The two fast bowlers stuck to an off-stump line but Brook sent those balls to three distinct places. His quick skips to the leg side sent cuts through point for four. When he walked towards off, he got low to scoop those same balls over short fine leg. When he didn't move, his full face of the bat sent the ball to long-off. At one stage, he had raced away to 31 off 11.
But for Brook, this was a relatively new job. In 93 T20 innings before the IPL, he had opened only three times. His imperious T20 numbers - an average of 34.14 and a strike rate of 147.77 - have been built from Nos. 4 to 6 with England, Yorkshire, Northern Superchargers, Lahore Qalandars and Hobart Hurricanes.
However, the middle order was not the right fit for an IPL rookie like Brook. He was struggling against spin - a strike rate of 80, and an average of 6 told the story - in the middle overs, and teams were beginning to target him with that match-up.

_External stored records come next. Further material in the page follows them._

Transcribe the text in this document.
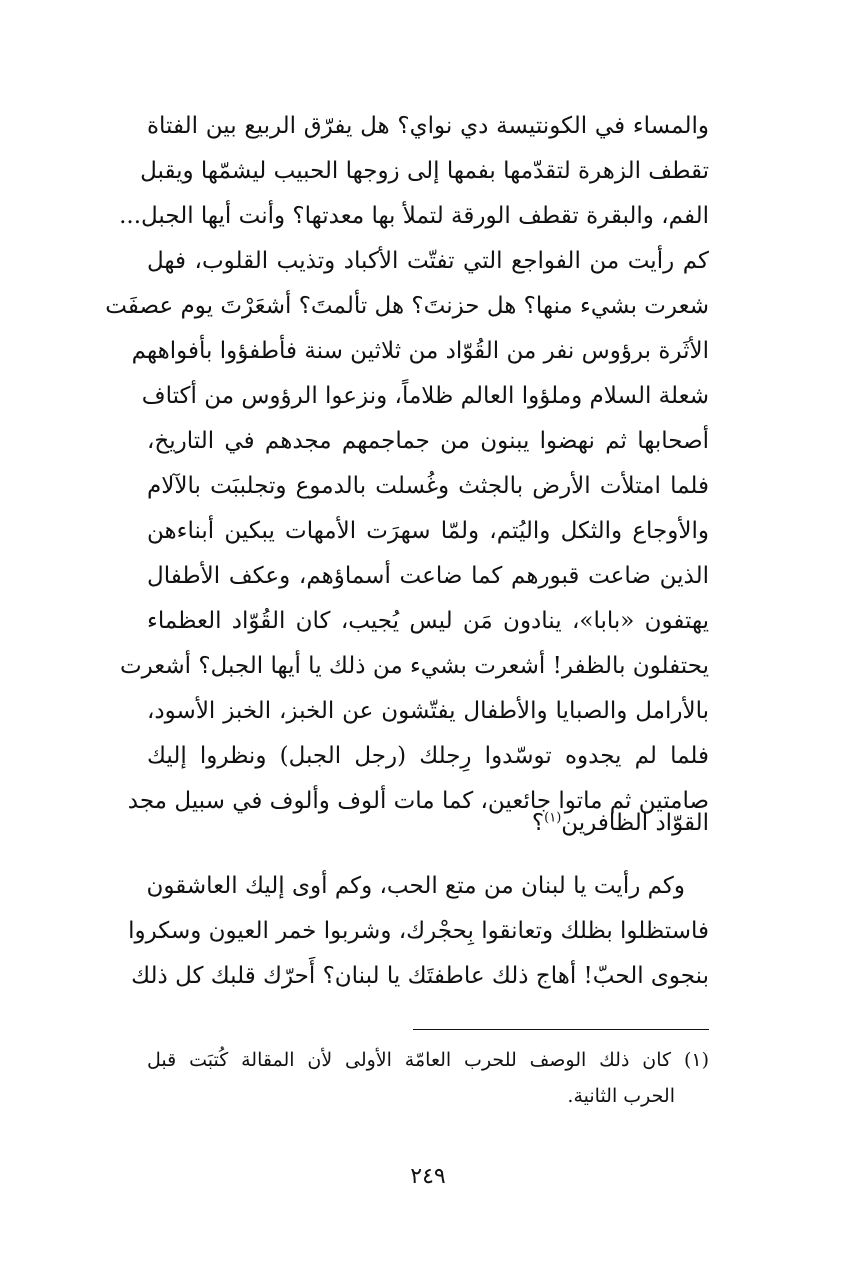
والمساء في الكونتيسة دي نواي؟ هل يفرّق الربيع بين الفتاة
تقطف الزهرة لتقدّمها بفمها إلى زوجها الحبيب ليشمّها ويقبل
الفم، والبقرة تقطف الورقة لتملأ بها معدتها؟ وأنت أيها الجبل...
كم رأيت من الفواجع التي تفتّت الأكباد وتذيب القلوب، فهل
شعرت بشيء منها؟ هل حزنتَ؟ هل تألمتَ؟ أشعَرْتَ يوم عصفَت
الأثَرة برؤوس نفر من القُوّاد من ثلاثين سنة فأطفؤوا بأفواههم
شعلة السلام وملؤوا العالم ظلاماً، ونزعوا الرؤوس من أكتاف
أصحابها ثم نهضوا يبنون من جماجمهم مجدهم في التاريخ،
فلما امتلأت الأرض بالجثث وغُسلت بالدموع وتجلببَت بالآلام
والأوجاع والثكل واليُتم، ولمّا سهرَت الأمهات يبكين أبناءهن
الذين ضاعت قبورهم كما ضاعت أسماؤهم، وعكف الأطفال
يهتفون «بابا»، ينادون مَن ليس يُجيب، كان القُوّاد العظماء
يحتفلون بالظفر! أشعرت بشيء من ذلك يا أيها الجبل؟ أشعرت
بالأرامل والصبايا والأطفال يفتّشون عن الخبز، الخبز الأسود،
فلما لم يجدوه توسّدوا رِجلك (رجل الجبل) ونظروا إليك
صامتين ثم ماتوا جائعين، كما مات ألوف وألوف في سبيل مجد
القوّاد الظافرين$^{(١)}$؟
وكم رأيت يا لبنان من متع الحب، وكم أوى إليك العاشقون
فاستظلوا بظلك وتعانقوا بِحجْرك، وشربوا خمر العيون وسكروا
بنجوى الحبّ! أهاج ذلك عاطفتَك يا لبنان؟ أَحرّك قلبك كل ذلك
(١) كان ذلك الوصف للحرب العامّة الأولى لأن المقالة كُتبَت قبل
الحرب الثانية.
٢٤٩
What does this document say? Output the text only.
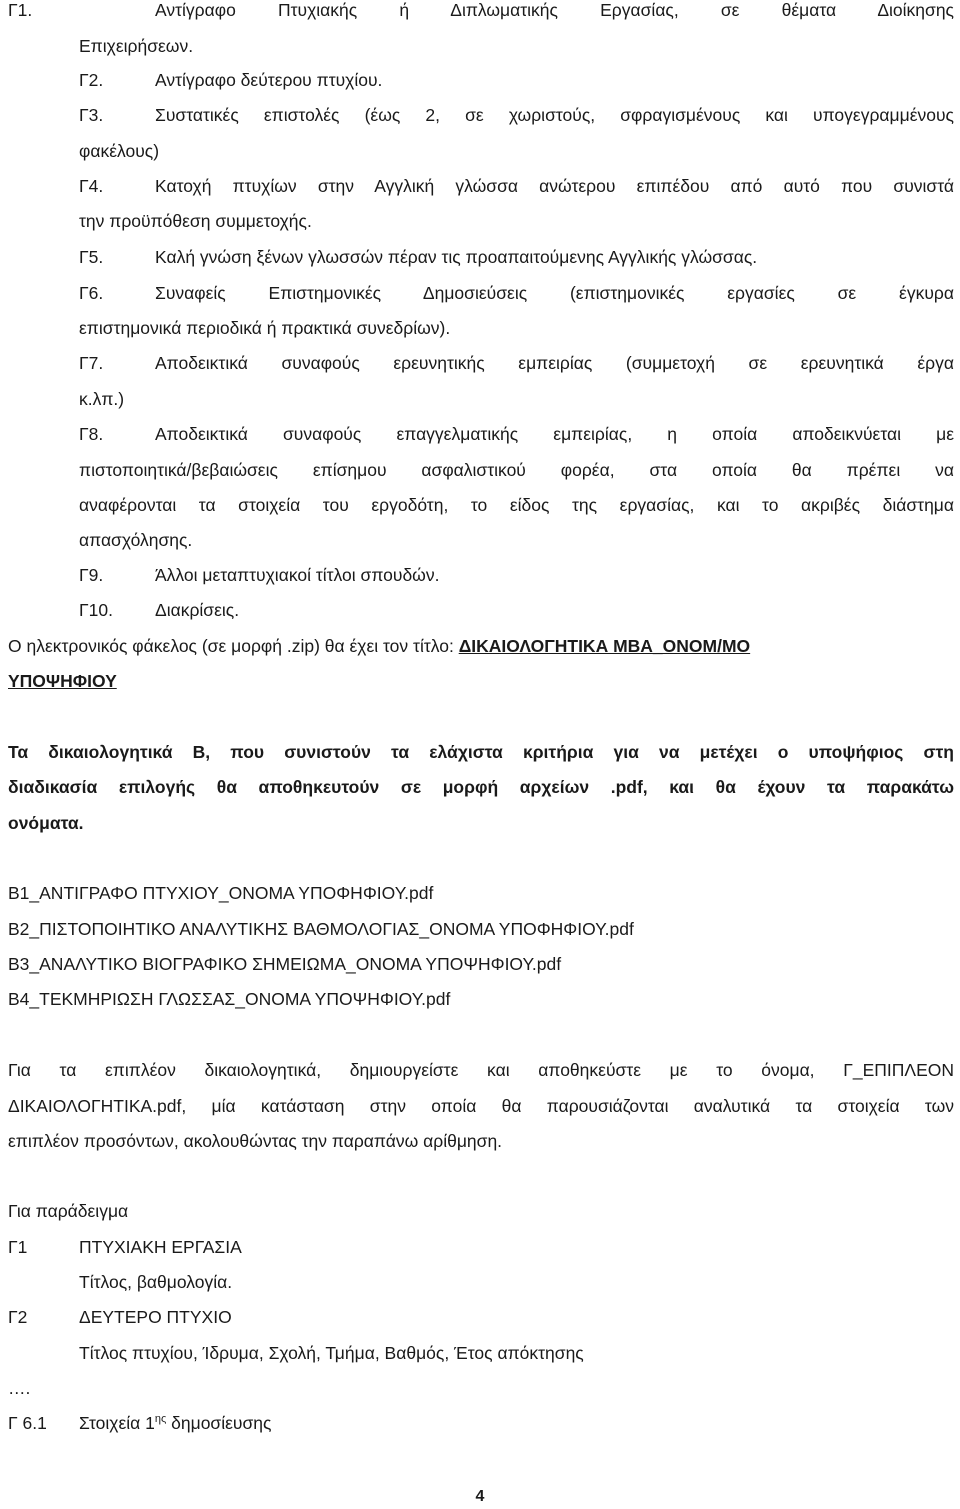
Γ1.	Αντίγραφο Πτυχιακής ή Διπλωματικής Εργασίας, σε θέματα Διοίκησης
Επιχειρήσεων.
Γ2.	Αντίγραφο δεύτερου πτυχίου.
Γ3.	Συστατικές επιστολές (έως 2, σε χωριστούς, σφραγισμένους και υπογεγραμμένους
φακέλους)
Γ4.	Κατοχή πτυχίων στην Αγγλική γλώσσα ανώτερου επιπέδου από αυτό που συνιστά
την προϋπόθεση συμμετοχής.
Γ5.	Καλή γνώση ξένων γλωσσών πέραν τις προαπαιτούμενης Αγγλικής γλώσσας.
Γ6.	Συναφείς Επιστημονικές Δημοσιεύσεις (επιστημονικές εργασίες σε έγκυρα
επιστημονικά περιοδικά ή πρακτικά συνεδρίων).
Γ7.	Αποδεικτικά συναφούς ερευνητικής εμπειρίας (συμμετοχή σε ερευνητικά έργα
κ.λπ.)
Γ8.	Αποδεικτικά συναφούς επαγγελματικής εμπειρίας, η οποία αποδεικνύεται με
πιστοποιητικά/βεβαιώσεις επίσημου ασφαλιστικού φορέα, στα οποία θα πρέπει να
αναφέρονται τα στοιχεία του εργοδότη, το είδος της εργασίας, και το ακριβές διάστημα
απασχόλησης.
Γ9.	Άλλοι μεταπτυχιακοί τίτλοι σπουδών.
Γ10. Διακρίσεις.
Ο ηλεκτρονικός φάκελος (σε μορφή .zip) θα έχει τον τίτλο: ΔΙΚΑΙΟΛΟΓΗΤΙΚΑ MBA_ΟΝΟΜ/ΜΟ
ΥΠΟΨΗΦΙΟΥ
Τα δικαιολογητικά Β, που συνιστούν τα ελάχιστα κριτήρια για να μετέχει ο υποψήφιος στη
διαδικασία επιλογής θα αποθηκευτούν σε μορφή αρχείων .pdf, και θα έχουν τα παρακάτω
ονόματα.
Β1_ΑΝΤΙΓΡΑΦΟ ΠΤΥΧΙΟΥ_ΟΝΟΜΑ ΥΠΟΦΗΦΙΟΥ.pdf
Β2_ΠΙΣΤΟΠΟΙΗΤΙΚΟ ΑΝΑΛΥΤΙΚΗΣ ΒΑΘΜΟΛΟΓΙΑΣ_ΟΝΟΜΑ ΥΠΟΦΗΦΙΟΥ.pdf
Β3_ΑΝΑΛΥΤΙΚΟ ΒΙΟΓΡΑΦΙΚΟ ΣΗΜΕΙΩΜΑ_ΟΝΟΜΑ ΥΠΟΨΗΦΙΟΥ.pdf
Β4_ΤΕΚΜΗΡΙΩΣΗ ΓΛΩΣΣΑΣ_ΟΝΟΜΑ ΥΠΟΨΗΦΙΟΥ.pdf
Για τα επιπλέον δικαιολογητικά, δημιουργείστε και αποθηκεύστε με το όνομα, Γ_ΕΠΙΠΛΕΟΝ
ΔΙΚΑΙΟΛΟΓΗΤΙΚΑ.pdf, μία κατάσταση στην οποία θα παρουσιάζονται αναλυτικά τα στοιχεία των
επιπλέον προσόντων, ακολουθώντας την παραπάνω αρίθμηση.
Για παράδειγμα
Γ1	ΠΤΥΧΙΑΚΗ ΕΡΓΑΣΙΑ
Τίτλος, βαθμολογία.
Γ2	ΔΕΥΤΕΡΟ ΠΤΥΧΙΟ
Τίτλος πτυχίου, Ίδρυμα, Σχολή, Τμήμα, Βαθμός, Έτος απόκτησης
….
Γ 6.1 Στοιχεία $1^{\eta\varsigma}$ δημοσίευσης
4
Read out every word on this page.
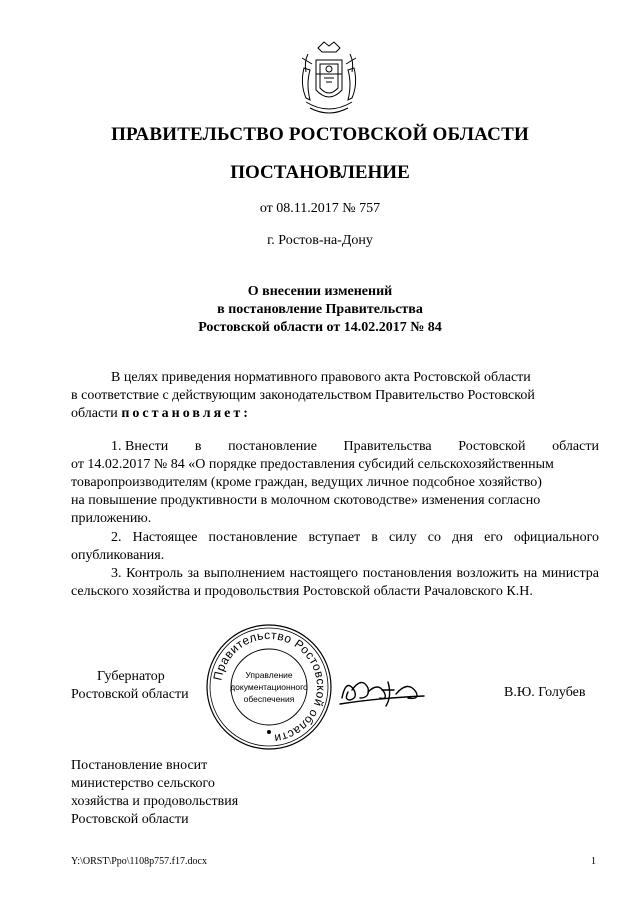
ПРАВИТЕЛЬСТВО РОСТОВСКОЙ ОБЛАСТИ
ПОСТАНОВЛЕНИЕ
от 08.11.2017 № 757
г. Ростов-на-Дону
О внесении изменений
в постановление Правительства
Ростовской области от 14.02.2017 № 84
В целях приведения нормативного правового акта Ростовской области
в соответствие с действующим законодательством Правительство Ростовской
области постановляет:
1. Внести в постановление Правительства Ростовской области
от 14.02.2017 № 84 «О порядке предоставления субсидий сельскохозяйственным
товаропроизводителям (кроме граждан, ведущих личное подсобное хозяйство)
на повышение продуктивности в молочном скотоводстве» изменения согласно
приложению.
2. Настоящее постановление вступает в силу со дня его официального опубликования.
3. Контроль за выполнением настоящего постановления возложить на министра сельского хозяйства и продовольствия Ростовской области Рачаловского К.Н.
Губернатор
Ростовской области
Правительство Ростовской области
Управление
документационного
обеспечения	В.Ю. Голубев
Постановление вносит
министерство сельского
хозяйства и продовольствия
Ростовской области
Y:\ORST\Ppo\1108p757.f17.docx	1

So when regular opener Abhishek Sharma was briefly out with injury and Anmolpreet Singh didn't impress, Brook was asked to open. On Friday, the start was promising.
Brook's burst had given Sunrisers such a headstart that Knight Riders were forced to introduce spin early. This was going to be his acid test and he passed it by tossing the strike over to Rahul Tripathi, Aiden Markram and Abhishek, who are all more adept at playing spin. Brook didn't hit a boundary between the sixth and 14th overs; it was the boundaries from the other end - in particular from Markram during his half-century - that kept the score ticking towards 200.
But when most of Sunil Narine and Varun Chakravarthy's overs were done, Brook re-emerged. Knight Riders brought pace back in the form of Ferguson, and Brook charged at him to hit for four fours and a six in the 15th over. Suyash Sharma and Shardul Thakur weren't spared either as Brook reached his century with a single to long-on. Brook looked exhausted but flashed a smile.
There was also a sense of satisfaction in his smile. He had perfectly executed the plan, playing to his strengths and letting others show off theirs. He took 34 runs off 29 against the spinners, while smashing the pacers for 66 off 26.
"I have had quite a lot of success batting at No. 5 and made my name batting at No. 5, but I'm happy to do this"
Harry Brook doesn't mind a shift up the order
"I went out with an 'I-don't-care' mentality tonight, and thankfully it paid off," Brook said. "Indian fans out there are probably going to say 'Well done' tonight, but they were slagging me off a few days ago. Glad that I could shut them up.
"A lot of people say that opening the batting in T20 is the best time to bat; you've only got two fielders out. But I'm happy to bat anywhere. [I] have [had] quite a lot of success batting at No. 5 and made my name batting at No. 5, but I'm happy to do this. Unfortunately my four Test hundreds will have to be above this one, but this is definitely up there."
In the post-game press conference, Abhishek revealed that the decision to bump Brook to the top was taken by head coach Brian Lara and the management after his own injury. Abhishek said that that Brook's struggles against spin were acknowledged in the set-up, and therefore he was moved up the order.
It resulted in Abhishek moving down the order, but he was fine with the decision. Abhishek said he knew about Brook's talent from way back - they were India Under-19 and England Under-19 captains respectively when the two teams had met during a tour of the UK in 2017.
There was just one thing missing in Brook's perfect day, and that was his parents not being there to witness it. They had travelled with Sunrisers for three games, but left for the UK before the Kolkata fixture. Brook said that he had a funny feeling that fate would have a cruel way to now give him the gift of runs. And we have a feeling that his parents will get plenty of opportunities in the years to come.